= Kwame Holman =

American TV producer

Kwame Holman is a retired American producer and correspondent associated with the PBS NewsHour, as a producer and reporter for WTOC in Georgia, and, who also has held positions with several national organizations, including the American Civil Liberties Union, and local government administrations.

== Professional career ==
In 1983, Holman joined The MacNeil/Lehrer NewsHour, later renamed the PBS NewsHour, serving as a producer, correspondent, and congressional correspondent. During his career at the NewsHour, Holman was awarded a George Polk Award for National Television Reporting for his reporting on violence and abortion clinics and an Emmy Award for his reporting on the national farm crisis, both are national awards for journalistic excellence. On January 13, 1995, he was featured as a guest on the C-SPAN interview program, Washington Journal. He retired from the NewsHour in 2014. Prior to joining the NewsHour, he was associated with the CBS affiliate, WTOC in Savannah, Georgia.
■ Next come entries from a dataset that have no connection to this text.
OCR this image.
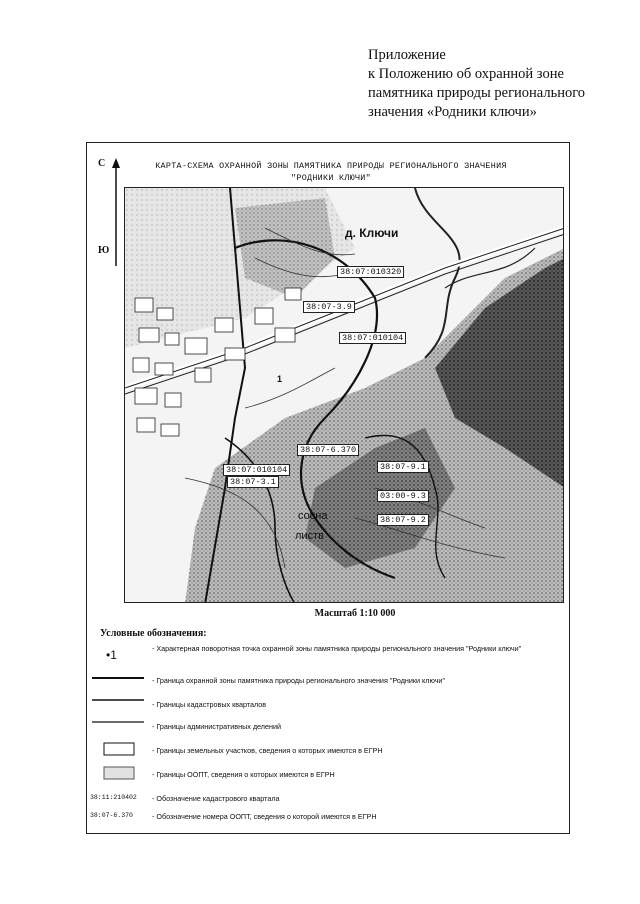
Приложение
к Положению об охранной зоне
памятника природы регионального
значения «Родники ключи»
КАРТА-СХЕМА ОХРАННОЙ ЗОНЫ ПАМЯТНИКА ПРИРОДЫ РЕГИОНАЛЬНОГО ЗНАЧЕНИЯ
"РОДНИКИ КЛЮЧИ"
С
Ю
д. Ключи
сосна
листв
38:07:010320
38:07-3.9
38:07:010104
38:07-6.370
38:07:010104
38:07-3.1
38:07-9.1
03:00-9.3
38:07-9.2
1
Масштаб 1:10 000
Условные обозначения:
•1	- Характерная поворотная точка охранной зоны памятника природы регионального значения "Родники ключи"
- Граница охранной зоны памятника природы регионального значения "Родники ключи"
- Границы кадастровых кварталов
- Границы административных делений
- Границы земельных участков, сведения о которых имеются в ЕГРН
- Границы ООПТ, сведения о которых имеются в ЕГРН
38:11:210402 - Обозначение кадастрового квартала
38:07-6.370	- Обозначение номера ООПТ, сведения о которой имеются в ЕГРН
Holman also served as public relations consultant to the National Summit Conference on Black Economic Development as well as serving as a special assistant to the president of the Children’s Defense Fund. He served as the acting press secretary to the mayor of Washington, D.C. during 1980.

== Personal life ==
He is one of three siblings born to Mariella Ukina Ama and M. Carl Holman. He is a graduate of the Medill School of Journalism at Northwestern University. Holman has been married twice and has two children.